Adapun do’a sesudah adzan yang Nabi shallallahu ‘alaihi wa sallam ajarkan sebagaimana disebutkan dalam hadits berikut. Dari Jabir bin Abdillah, Rasulullah shallallahu ‘alaihi wa sallam bersabda,
مَنْ قَالَ حِينَ يَسْمَعُ النِّدَاءَ اللَّهُمَّ رَبَّ هَذِهِ الدَّعْوَةِ التَّامَّةِ وَالصَّلاَةِ الْقَائِمَةِ آتِ مُحَمَّدًا الْوَسِيلَةَ وَالْفَضِيلَةَ وَابْعَثْهُ مَقَامًا مَحْمُودًا الَّذِى وَعَدْتَهُ ، حَلَّتْ لَهُ شَفَاعَتِى يَوْمَ الْقِيَامَةِ
“Barangsiapa mengucapkan setelah mendengar adzan ‘Allahumma robba hadzihid da’watit taammati wash sholatil qoo-imah, aati Muhammadanil wasilata wal fadhilah, wab’atshu maqoomam mahmuuda alladzi wa ‘adtah’ [Ya Allah, Rabb pemilik dakwah yang sempurna ini (dakwah tauhid), shalat yang ditegakkan, berikanlah kepada Muhammad wasilah (kedudukan yang tinggi), dan fadilah (kedudukan lain yang mulia). Dan bangkitkanlah beliau sehingga bisa menempati maqom (kedudukan) terpuji yang telah Engkau janjikan padanya], maka dia akan mendapatkan syafa’atku kelak.” (HR.Bukhari no. 614 ). Namun sekali lagi bacaan do'a adzan ini tidak perlu dikeraskan setelah adzan dengan pengeras suara agar tidak membuat rancu dan tidak membuat orang salah menganggap itu masih lafazh adzan.

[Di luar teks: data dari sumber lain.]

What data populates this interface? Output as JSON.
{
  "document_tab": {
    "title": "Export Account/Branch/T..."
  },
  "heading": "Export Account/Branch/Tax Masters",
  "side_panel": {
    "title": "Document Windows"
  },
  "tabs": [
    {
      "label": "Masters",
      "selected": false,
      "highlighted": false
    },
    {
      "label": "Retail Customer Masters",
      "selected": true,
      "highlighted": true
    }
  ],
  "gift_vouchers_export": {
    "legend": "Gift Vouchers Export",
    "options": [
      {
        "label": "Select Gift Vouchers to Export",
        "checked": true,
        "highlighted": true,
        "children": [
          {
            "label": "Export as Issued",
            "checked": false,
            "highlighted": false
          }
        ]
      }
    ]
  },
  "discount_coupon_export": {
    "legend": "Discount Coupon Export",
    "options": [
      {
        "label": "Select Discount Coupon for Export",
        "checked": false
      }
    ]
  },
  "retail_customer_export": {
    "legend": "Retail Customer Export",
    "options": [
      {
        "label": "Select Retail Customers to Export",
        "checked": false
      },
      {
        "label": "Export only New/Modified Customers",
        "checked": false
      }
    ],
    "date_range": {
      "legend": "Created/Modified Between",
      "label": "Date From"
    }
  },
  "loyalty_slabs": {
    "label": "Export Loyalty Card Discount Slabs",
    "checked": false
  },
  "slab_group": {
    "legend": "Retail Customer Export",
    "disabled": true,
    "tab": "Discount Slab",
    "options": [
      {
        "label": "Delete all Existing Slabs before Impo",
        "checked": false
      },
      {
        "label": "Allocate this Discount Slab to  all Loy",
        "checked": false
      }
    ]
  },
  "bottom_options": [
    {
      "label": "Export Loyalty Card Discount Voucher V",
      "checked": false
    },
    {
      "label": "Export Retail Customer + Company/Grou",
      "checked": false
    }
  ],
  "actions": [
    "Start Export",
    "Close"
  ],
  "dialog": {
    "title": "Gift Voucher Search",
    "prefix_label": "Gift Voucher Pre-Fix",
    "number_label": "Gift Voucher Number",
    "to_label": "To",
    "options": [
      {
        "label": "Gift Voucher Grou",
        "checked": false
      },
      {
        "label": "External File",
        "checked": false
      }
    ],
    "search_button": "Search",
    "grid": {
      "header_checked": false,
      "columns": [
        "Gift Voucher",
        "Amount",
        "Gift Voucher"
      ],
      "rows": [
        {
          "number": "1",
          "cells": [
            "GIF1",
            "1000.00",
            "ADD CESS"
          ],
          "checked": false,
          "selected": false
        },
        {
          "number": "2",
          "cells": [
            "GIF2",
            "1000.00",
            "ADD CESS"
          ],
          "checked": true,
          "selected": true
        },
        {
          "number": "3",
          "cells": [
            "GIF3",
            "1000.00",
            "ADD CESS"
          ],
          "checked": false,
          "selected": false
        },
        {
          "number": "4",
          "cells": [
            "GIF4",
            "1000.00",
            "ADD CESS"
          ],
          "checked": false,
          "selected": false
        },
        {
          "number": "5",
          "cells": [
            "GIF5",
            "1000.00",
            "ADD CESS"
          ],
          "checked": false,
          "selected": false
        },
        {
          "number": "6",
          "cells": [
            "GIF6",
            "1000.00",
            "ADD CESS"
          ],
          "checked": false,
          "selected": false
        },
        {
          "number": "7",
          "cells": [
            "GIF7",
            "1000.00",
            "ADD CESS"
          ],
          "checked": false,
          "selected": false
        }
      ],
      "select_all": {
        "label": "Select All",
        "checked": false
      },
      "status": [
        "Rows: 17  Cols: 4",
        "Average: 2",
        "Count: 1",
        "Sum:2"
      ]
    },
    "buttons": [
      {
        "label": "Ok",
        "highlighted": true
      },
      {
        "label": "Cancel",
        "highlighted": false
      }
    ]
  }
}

5. Puji-pujian dengan bahasa jawa dan yang lainnya setelah adzan
Puji-pujian berasal dari bahasa Jawa yang artinya sanjungan hamba kepada Allah ta’ala, biasanya orang-orang jawa melantunkan puji-pujian dengan bahasa mereka  lalu dijadikan sebagai istilah khusus masyarakat jawa yang biasanya dilakukan setelah adzan sebelum shalat berjama’ah dilaksanakan, hal ini tentu sangat bertentangan dengan hadits-hadits berikut:
Dari Anas Radhiallahu ‘anhu bersabda Rasulullah Sholallahu A’lahi wasallam : Tidak akan di tolak doa di antara adzan dan iqamah”. (HR. Ahmad, Abu Dawud, At-Turmudzi, An.Nasa’i dan Ibnu Hibban).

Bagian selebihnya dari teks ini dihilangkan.